Former secretary of state Hillary Rodham Clinton on Monday endorsed President Obama’s call for military strikes against Syria and said “it would be an important step” if Syrian President Bashar al-Assad surrendered his stockpile of chemical weapons.

“The Assad regime’s inhuman use of weapons of mass destruction against innocent men, women and children violates a universal norm at the heart of our global order, and therefore it demands a strong response from the international community, led by the United States,” she said.

Clinton, a potential 2016 Democratic presidential candidate, made her first public remarks on Syria during a previously scheduled appearance at the White House. She said she had just come from a meeting with Obama, during which they discussed a proposal advanced by Russia to avert U.S. military strikes by having Assad turn over control of the country’s chemical weapons to international monitors.

She said that such a move would be important but that “this cannot be another excuse for delay or obstruction, and Russia has to support the international community’s efforts sincerely or be held to account.”

She also suggested that the Russian proposal came about only because of a “credible military threat by the United States.”

Until Monday, Clinton had not commented publicly on an alleged Aug. 21 chemical weapons attack that U.S. officials say Assad carried out.
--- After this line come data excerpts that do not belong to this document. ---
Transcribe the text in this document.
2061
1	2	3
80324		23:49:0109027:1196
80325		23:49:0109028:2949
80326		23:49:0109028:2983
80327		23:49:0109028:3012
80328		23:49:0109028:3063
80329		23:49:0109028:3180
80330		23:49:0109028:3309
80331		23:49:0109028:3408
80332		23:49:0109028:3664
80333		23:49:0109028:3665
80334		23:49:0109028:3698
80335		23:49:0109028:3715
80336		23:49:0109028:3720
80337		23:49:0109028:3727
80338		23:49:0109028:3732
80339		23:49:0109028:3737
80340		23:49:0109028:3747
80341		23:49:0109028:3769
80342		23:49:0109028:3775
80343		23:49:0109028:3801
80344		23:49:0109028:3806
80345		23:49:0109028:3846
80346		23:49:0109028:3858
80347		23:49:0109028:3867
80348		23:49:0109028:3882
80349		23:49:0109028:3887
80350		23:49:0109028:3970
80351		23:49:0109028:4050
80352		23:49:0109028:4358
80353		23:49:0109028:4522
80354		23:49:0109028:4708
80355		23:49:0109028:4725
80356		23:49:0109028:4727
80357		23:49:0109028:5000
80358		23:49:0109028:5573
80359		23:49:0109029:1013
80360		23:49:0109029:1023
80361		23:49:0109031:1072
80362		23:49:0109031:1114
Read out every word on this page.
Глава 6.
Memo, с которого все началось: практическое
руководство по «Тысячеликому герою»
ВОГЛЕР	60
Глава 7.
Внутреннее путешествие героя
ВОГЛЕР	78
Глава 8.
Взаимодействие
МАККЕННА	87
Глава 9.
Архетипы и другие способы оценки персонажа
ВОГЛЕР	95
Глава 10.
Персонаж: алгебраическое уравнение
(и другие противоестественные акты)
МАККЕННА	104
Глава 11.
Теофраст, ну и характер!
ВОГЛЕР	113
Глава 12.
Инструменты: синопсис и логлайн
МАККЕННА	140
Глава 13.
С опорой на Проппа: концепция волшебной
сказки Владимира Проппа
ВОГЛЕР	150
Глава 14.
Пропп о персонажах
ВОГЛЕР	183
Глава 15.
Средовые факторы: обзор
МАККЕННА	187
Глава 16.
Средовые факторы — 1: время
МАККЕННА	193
A Clinton aide issued a statement last week saying that the former secretary backs Obama’s effort to win support in Congress for a strike.

Clinton’s husband, former president Bill Clinton, has made no public statements about Obama’s push for a military attack.
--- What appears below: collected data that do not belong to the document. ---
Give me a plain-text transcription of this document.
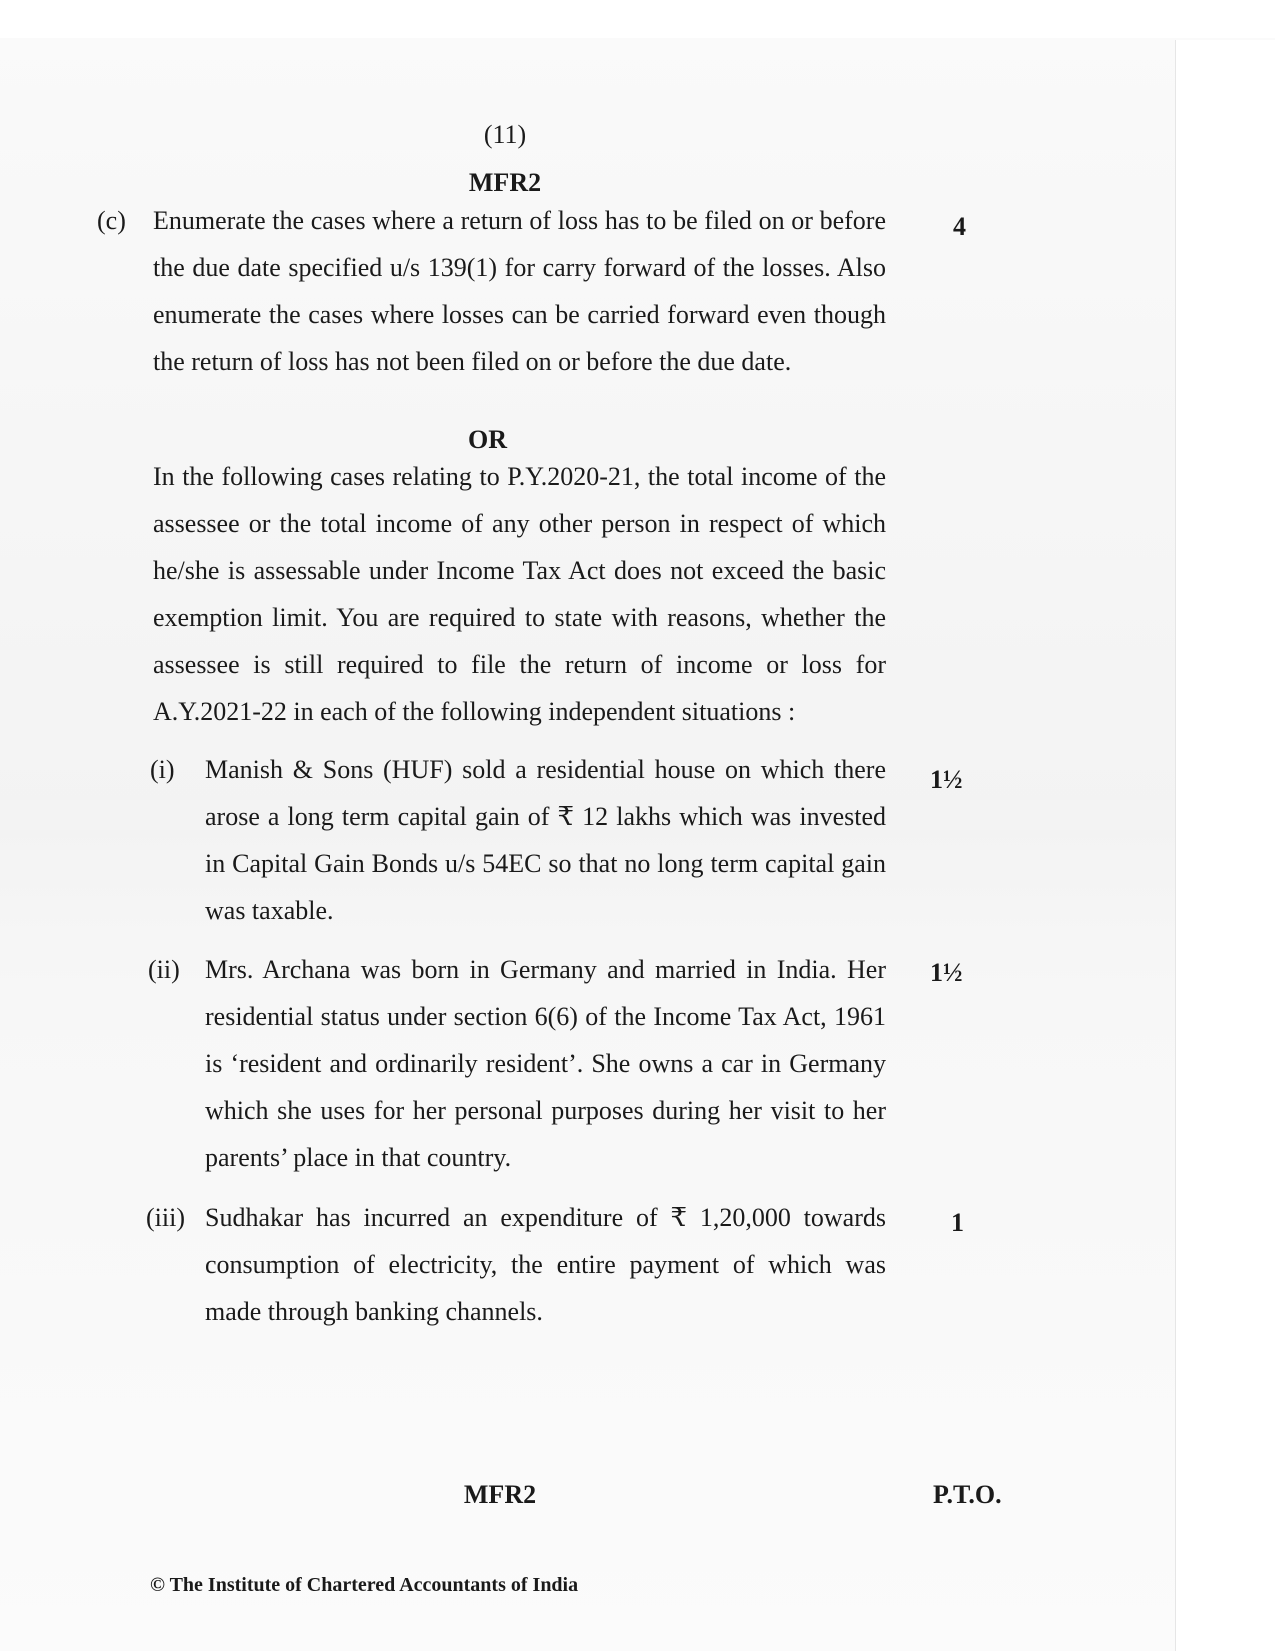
(11)
MFR2
(c)	4
Enumerate the cases where a return of loss has to be filed on or before
the due date specified u/s 139(1) for carry forward of the losses. Also
enumerate the cases where losses can be carried forward even though
the return of loss has not been filed on or before the due date.
OR
In the following cases relating to P.Y.2020-21, the total income of the
assessee or the total income of any other person in respect of which
he/she is assessable under Income Tax Act does not exceed the basic
exemption limit. You are required to state with reasons, whether the
assessee is still required to file the return of income or loss for
A.Y.2021-22 in each of the following independent situations :
(i)	1½
Manish & Sons (HUF) sold a residential house on which there
arose a long term capital gain of ₹ 12 lakhs which was invested
in Capital Gain Bonds u/s 54EC so that no long term capital gain
was taxable.
(ii)	1½
Mrs. Archana was born in Germany and married in India. Her
residential status under section 6(6) of the Income Tax Act, 1961
is ‘resident and ordinarily resident’. She owns a car in Germany
which she uses for her personal purposes during her visit to her
parents’ place in that country.
(iii)	1
Sudhakar has incurred an expenditure of ₹ 1,20,000 towards
consumption of electricity, the entire payment of which was
made through banking channels.
MFR2	P.T.O.
© The Institute of Chartered Accountants of India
Hillary Clinton’s endorsement comes amid one of the most intensive White House lobbying campaigns of Obama’s presidency. On Tuesday, Obama will meet with senators on Capitol Hill before addressing the nation in the evening from the White House.
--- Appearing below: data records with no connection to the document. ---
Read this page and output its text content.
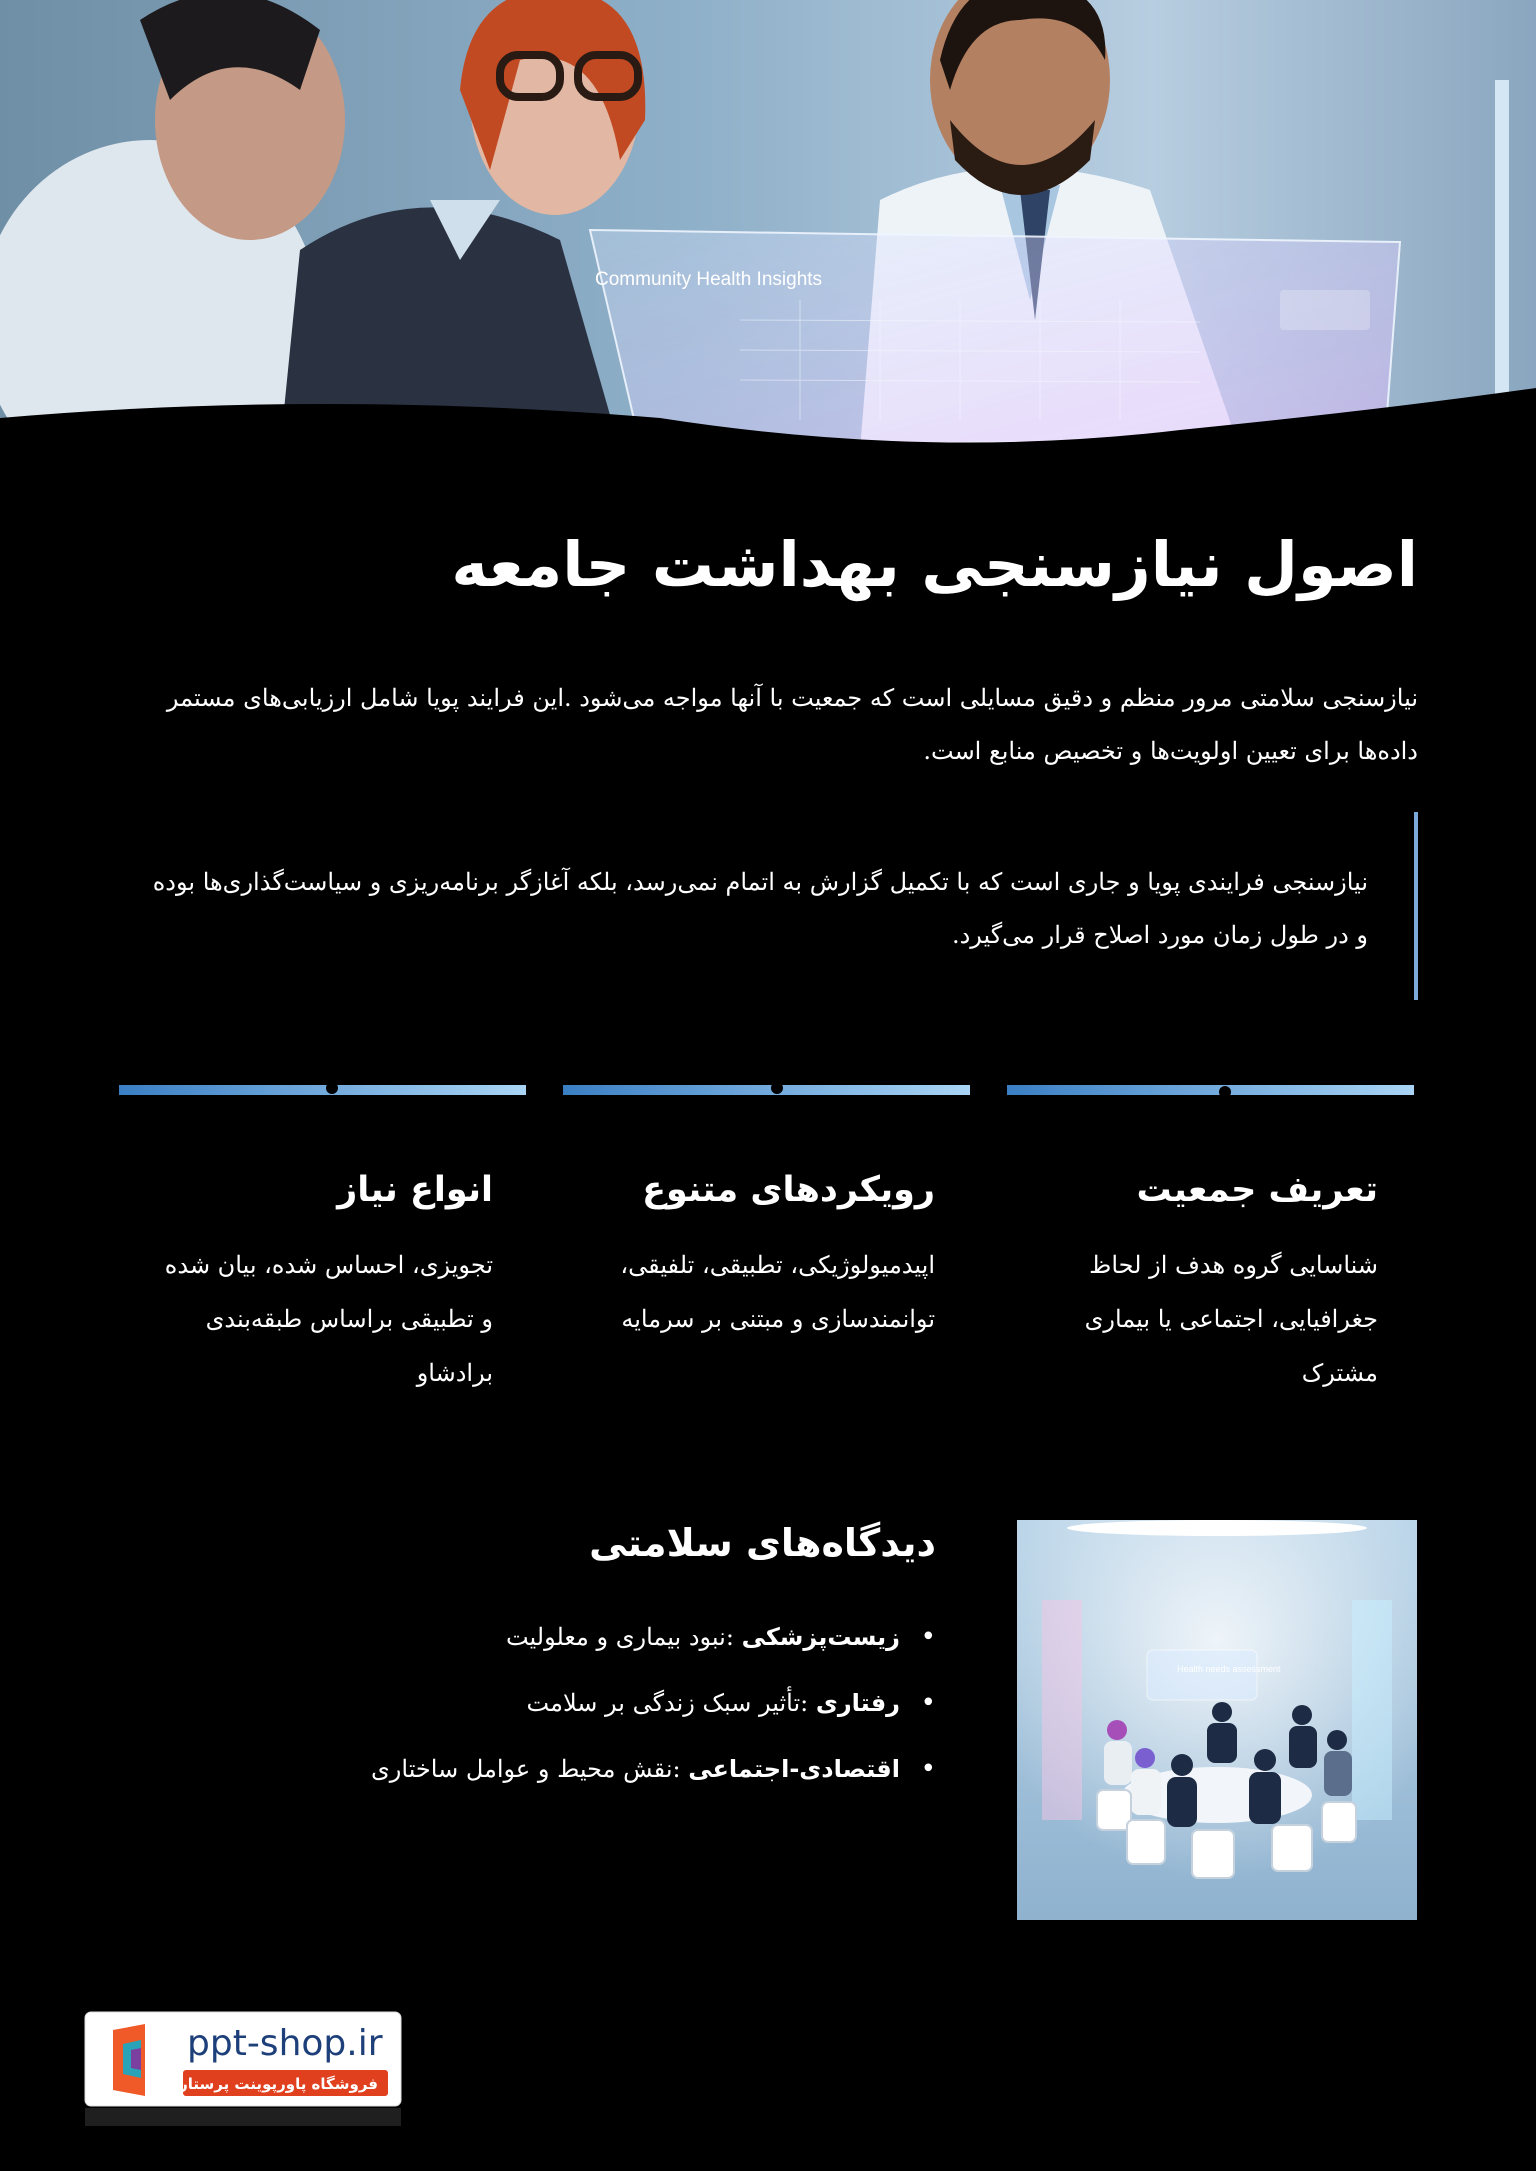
Community Health Insights
اصول نیازسنجی بهداشت جامعه

نیازسنجی سلامتی مرور منظم و دقیق مسایلی است که جمعیت با آنها مواجه می‌شود .این فرایند پویا شامل ارزیابی‌های مستمر داده‌ها برای تعیین اولویت‌ها و تخصیص منابع است.

نیازسنجی فرایندی پویا و جاری است که با تکمیل گزارش به اتمام نمی‌رسد، بلکه آغازگر برنامه‌ریزی و سیاست‌گذاری‌ها بوده و در طول زمان مورد اصلاح قرار می‌گیرد.

تعریف جمعیت

شناسایی گروه هدف از لحاظ جغرافیایی، اجتماعی یا بیماری مشترک

رویکردهای متنوع

اپیدمیولوژیکی، تطبیقی، تلفیقی، توانمندسازی و مبتنی بر سرمایه

انواع نیاز

تجویزی، احساس شده، بیان شده و تطبیقی براساس طبقه‌بندی برادشاو

دیدگاه‌های سلامتی
•
زیست‌پزشکی :نبود بیماری و معلولیت
•
رفتاری :تأثیر سبک زندگی بر سلامت
•
اقتصادی-اجتماعی :نقش محیط و عوامل ساختاری
Health needs assessment
ppt-shop.ir
فروشگاه پاورپوینت پرستاری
Clinton spoke with Obama about Syria on Sunday and has had several conversations in recent days with White House Chief of Staff Denis McDonough, a Clinton aide said.

Clinton is expected to make similar remarks about Syria on Tuesday evening in Philadelphia, where she will accept the National Constitution Center’s 2013 Liberty Medal. Former Florida governor Jeb Bush (R), another potential 2016 presidential candidate, will present the award in his capacity as the center’s chairman.

Clinton had initially signaled that she would deliver a robust policy address in Philadelphia about national security surveillance policies.

But an aide said Monday that she shelved that plan as developments in Syria intensified in recent weeks. Instead, Clinton plans to give relatively short remarks, mindful that Obama will address the nation about an hour after her speech, the aide said.

“She will celebrate the National Constitution Center’s focus on bipartisanship and ‘active citizenship,’ and honor Americans who serve their communities and our country,” said Nick Merrill, a Clinton spokesman.

As secretary of state, Clinton generally advocated a more hawkish position on Syria than other administration officials, pushing for the U.S. government to support rebels fighting Assad’s regime.

But her move to embrace military action comes with political risks, with Democrats deeply divided over whether the United States should enter another Middle East conflict. Many liberal lawmakers, even as they voice outrage over the Assad regime’s alleged use of chemical weapons, have come out in opposition to military action.

During the 2008 Democratic presidential primaries, Clinton was haunted by her 2002 vote to give President George W. Bush the authority to invade Iraq. Obama, who opposed the Iraq war, used the issue to gain traction in the primaries.

Clinton made her remarks about Syria on Monday at a White House forum on combating wildlife trafficking, a cause she adopted at the State Department and now champions through the Bill, Hillary and Chelsea Clinton Foundation. Clinton’s daughter, Chelsea, the foundation’s vice chairman, also spoke Monday.

Hillary and Chelsea Clinton joined Bill Clinton on Monday evening at a pair of private events in Washington to raise money for their family foundation. They held a cocktail reception at the Italian Embassy, with tickets costing $1,000 a person, and later a dinner at their home across the street for $25,000 per couple.